Ehrensache, dass auch die Sächsische Staatskapelle, geleitet von Da- niel Harding, im Festspielreigen einen markanten Akzent setzte. Im Zentrum ihres Konzertes standen Mahlers »Kindertotenlieder«, die der Tragik der Texte Friedrich Rückerts eine Hoffnungsvision entgegenstellen. Der hervorragende Bariton Matthias Goerne deutete den schmerzli- chen Ausdruck der Gesänge feinsinnig aus. Kaum ein Opus von größerem Kontrast hierzu möglich als Antonín Dvořáks 8. Sinfonie. Welch facettenreichen Bogen, sich spannend vom pastoralen Auftakt bis hin zum majestätischen Finale, gestaltete da das Meisterorchester.
Bei der Orientierung der Festspiele auf kompositorische Lichtgestalten fiel der Blick auch auf Hanns Eisler und dessen Kantate »Die Mutter«. Eine signifikante Unternehmung in Kooperation mit der Dresdner Singakademie, die an den 100. Jahrestag der Oktoberrevolution erinnerte. Bertolt Brechts Dramatisierung von Gorkis Roman »Die Mutter« erlebte 1932 in Berlin ihre Uraufführung. Eine Chronik der russischen Revolution, in deren Mittelpunkt die Arbeiterwitwe Pelagea Wlassowa steht. Zunächst ihren Sohn Pawel vor jeglicher politischer Agitation bewahrend, reift sie schließlich an dessen Seite zur aktiven Kampfgefährtin heran, und sie setzt das Vermächtnis des Sohnes auch nach dessen Tötung fort.
Eislers Bühnenmusik, bedeutsames Dokument für den mitreißenden Gestus seiner »Kampfmusik«-Phase, vermochte durch ihre Schlichtheit, andererseits durch höchste Kunstfertigkeit zu beeindrucken. Die Kantatenfassung des Werkes, die das dramatische Geschehen durch Dialoge und Berichte ersetzt, beschränkt sich im Gegensatz zur Orchesterversion der Bühnenfassung auf zwei begleitende Klaviere. Erstmals 1935/36 in New York vorgestellt, lag sie nun der Dresdner Aufführung zugrunde.
Nicht eine Klangillustration hatte Eisler im Sinn, vielmehr wollte er die Handlung durch jeweils eingeschobene Vokalsätze kommentieren. Es fasziniert immer wieder, wie nahtlos in manchen Vokalsätzen (etwa »Lob des Kommunismus«) Rezitativ und Arie zu einer Einheit verschmelzen, dabei Eislers Vortragsanweisung »freundlich« Ausdruck verleihend. Während im »Lob eines Revolutionärs« Solo, Instrumentalzwischenspiele und Chorpartien sich von der Deklamation bis zum Marschlied steigern. Ein höchst engagiertes Ensemble hatte Dirigent Ekkehard Klemm um sich versammelt – die Mezzosopranistin Elisabeth Holmer, den Bariton Georg Streuber und den Sprecher Olaf Bär sowie die Dresdner Singakademie und die Pianisten Michael Schütze und Alberto Menjon.
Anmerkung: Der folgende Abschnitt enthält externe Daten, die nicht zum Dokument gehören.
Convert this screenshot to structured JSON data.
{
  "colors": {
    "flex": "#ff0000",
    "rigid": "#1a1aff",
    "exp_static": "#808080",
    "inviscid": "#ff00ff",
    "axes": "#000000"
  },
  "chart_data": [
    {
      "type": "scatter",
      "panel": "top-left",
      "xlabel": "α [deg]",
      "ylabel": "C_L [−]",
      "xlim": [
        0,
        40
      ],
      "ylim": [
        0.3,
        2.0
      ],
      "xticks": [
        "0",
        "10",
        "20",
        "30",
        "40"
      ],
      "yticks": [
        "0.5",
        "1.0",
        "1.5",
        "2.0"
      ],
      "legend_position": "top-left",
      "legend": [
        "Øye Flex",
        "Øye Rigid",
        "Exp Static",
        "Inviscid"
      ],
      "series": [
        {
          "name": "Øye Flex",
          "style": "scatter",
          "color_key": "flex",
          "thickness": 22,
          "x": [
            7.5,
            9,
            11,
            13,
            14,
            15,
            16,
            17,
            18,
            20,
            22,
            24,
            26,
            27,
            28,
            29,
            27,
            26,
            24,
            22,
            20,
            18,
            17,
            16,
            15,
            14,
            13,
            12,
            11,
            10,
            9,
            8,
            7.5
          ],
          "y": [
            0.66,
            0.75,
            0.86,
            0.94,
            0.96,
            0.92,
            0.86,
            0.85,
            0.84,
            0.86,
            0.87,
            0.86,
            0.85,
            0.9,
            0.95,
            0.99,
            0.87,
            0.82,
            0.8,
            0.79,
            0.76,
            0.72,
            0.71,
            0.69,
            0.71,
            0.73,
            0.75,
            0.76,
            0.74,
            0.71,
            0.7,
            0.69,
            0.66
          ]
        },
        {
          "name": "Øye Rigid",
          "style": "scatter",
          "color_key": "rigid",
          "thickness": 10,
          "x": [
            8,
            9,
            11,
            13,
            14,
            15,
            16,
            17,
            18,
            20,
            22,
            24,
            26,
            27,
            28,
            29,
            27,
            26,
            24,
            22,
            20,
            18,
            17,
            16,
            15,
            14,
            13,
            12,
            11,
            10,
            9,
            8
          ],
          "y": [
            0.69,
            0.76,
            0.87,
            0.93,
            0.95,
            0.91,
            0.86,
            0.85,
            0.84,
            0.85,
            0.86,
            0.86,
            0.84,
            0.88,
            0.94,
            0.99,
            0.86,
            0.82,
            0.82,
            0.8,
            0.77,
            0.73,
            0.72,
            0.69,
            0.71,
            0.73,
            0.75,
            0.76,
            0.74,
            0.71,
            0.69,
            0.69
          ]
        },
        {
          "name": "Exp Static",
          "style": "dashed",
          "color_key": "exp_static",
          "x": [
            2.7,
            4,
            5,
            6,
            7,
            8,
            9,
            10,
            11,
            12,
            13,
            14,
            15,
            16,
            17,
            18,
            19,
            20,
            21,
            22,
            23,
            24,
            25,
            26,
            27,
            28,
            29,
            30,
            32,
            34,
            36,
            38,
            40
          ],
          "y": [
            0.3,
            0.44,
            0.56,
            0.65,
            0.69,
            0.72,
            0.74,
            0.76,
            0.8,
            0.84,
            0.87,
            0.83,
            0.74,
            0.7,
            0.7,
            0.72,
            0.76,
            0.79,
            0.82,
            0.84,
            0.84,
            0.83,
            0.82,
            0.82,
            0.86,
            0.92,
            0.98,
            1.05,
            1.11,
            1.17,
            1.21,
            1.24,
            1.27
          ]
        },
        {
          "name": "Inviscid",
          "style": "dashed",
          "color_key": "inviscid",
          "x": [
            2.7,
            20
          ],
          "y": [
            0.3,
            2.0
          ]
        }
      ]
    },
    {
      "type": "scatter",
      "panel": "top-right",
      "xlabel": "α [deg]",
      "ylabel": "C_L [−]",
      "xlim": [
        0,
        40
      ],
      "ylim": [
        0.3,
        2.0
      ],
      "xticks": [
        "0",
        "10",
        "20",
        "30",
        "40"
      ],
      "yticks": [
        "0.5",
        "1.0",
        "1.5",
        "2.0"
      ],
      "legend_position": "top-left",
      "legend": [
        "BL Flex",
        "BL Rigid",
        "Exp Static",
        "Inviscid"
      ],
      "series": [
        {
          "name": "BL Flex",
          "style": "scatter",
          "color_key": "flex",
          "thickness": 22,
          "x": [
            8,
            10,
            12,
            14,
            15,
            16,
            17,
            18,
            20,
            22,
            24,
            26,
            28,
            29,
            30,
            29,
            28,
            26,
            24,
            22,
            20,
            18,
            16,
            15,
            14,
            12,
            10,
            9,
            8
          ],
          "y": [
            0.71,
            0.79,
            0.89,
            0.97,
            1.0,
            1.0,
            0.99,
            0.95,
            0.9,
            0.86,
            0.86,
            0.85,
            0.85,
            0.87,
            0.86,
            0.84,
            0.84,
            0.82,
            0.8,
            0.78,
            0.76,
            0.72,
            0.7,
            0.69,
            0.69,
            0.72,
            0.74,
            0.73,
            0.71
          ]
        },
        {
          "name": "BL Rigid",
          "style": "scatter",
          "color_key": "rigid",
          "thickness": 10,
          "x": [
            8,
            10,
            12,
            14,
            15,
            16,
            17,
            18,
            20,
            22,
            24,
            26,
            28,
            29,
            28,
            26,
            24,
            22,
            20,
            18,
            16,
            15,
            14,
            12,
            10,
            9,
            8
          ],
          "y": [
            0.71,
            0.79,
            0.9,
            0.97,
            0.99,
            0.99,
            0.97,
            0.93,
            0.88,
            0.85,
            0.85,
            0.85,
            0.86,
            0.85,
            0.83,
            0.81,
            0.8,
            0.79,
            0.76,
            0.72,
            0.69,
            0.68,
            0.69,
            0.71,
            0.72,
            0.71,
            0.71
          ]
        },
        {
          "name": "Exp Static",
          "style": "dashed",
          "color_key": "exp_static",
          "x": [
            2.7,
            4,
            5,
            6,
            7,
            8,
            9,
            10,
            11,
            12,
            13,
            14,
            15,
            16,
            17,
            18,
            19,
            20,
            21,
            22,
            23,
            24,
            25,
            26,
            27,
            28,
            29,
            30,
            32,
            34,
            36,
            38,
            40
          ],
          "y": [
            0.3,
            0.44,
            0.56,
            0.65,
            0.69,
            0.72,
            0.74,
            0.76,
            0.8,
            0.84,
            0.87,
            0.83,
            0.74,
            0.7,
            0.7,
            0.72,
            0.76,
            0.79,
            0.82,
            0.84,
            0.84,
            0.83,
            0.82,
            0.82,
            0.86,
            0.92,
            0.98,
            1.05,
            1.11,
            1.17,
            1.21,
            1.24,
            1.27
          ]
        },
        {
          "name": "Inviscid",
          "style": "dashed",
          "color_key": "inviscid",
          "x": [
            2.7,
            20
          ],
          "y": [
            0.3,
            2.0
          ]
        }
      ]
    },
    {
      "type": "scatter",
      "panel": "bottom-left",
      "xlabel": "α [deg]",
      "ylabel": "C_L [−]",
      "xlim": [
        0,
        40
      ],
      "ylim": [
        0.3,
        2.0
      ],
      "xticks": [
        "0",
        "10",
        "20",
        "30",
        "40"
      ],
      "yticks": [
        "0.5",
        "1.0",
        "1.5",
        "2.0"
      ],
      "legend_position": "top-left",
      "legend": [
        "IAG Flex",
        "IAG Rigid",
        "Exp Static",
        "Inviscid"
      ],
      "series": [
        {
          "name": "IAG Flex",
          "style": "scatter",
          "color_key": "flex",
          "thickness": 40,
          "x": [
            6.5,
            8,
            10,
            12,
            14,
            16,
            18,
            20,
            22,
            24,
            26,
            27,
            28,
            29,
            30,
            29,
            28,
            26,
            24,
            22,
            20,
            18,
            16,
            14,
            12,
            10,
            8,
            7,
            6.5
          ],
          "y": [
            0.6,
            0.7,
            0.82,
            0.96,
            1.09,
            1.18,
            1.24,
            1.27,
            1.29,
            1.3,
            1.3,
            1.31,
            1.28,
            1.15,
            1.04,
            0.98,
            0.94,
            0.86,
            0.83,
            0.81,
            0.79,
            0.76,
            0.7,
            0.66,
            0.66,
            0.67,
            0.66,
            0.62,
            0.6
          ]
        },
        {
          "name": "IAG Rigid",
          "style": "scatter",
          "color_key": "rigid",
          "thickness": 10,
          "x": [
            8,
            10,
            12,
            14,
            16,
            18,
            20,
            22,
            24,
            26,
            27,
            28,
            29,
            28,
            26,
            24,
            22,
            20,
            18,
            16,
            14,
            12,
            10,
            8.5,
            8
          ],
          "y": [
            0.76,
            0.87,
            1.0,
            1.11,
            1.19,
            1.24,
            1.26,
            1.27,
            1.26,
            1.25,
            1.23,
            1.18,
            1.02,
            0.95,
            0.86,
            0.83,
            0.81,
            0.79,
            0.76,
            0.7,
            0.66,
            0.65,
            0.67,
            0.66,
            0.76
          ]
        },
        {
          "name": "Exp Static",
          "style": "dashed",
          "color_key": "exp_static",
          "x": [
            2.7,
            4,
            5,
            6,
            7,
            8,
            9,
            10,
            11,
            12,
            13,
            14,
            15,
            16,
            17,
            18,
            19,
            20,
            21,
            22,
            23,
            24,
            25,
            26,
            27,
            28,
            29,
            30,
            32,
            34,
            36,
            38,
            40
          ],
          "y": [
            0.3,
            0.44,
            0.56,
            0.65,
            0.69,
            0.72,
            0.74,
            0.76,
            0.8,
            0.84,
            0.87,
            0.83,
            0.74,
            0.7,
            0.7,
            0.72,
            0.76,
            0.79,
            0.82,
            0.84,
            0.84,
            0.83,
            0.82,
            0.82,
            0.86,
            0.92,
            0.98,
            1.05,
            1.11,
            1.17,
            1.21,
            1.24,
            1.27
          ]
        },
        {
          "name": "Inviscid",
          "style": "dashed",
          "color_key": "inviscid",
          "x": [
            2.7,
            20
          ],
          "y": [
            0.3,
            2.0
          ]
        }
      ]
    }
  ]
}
Die Festspiele laden noch bis zum Sonntag zu weiteren Veranstaltungen ein. Den Schlusspunkt setzt die konzertante Aufführung von Beethovens »Leonore« mit dem Dresdner Festspielorchester unter Ivor Bolton.
Bei der Orientierung auf kompositorische Lichtgestalten fiel der Blick auch auf Hanns Eisler und dessen Kantate »Die Mutter«.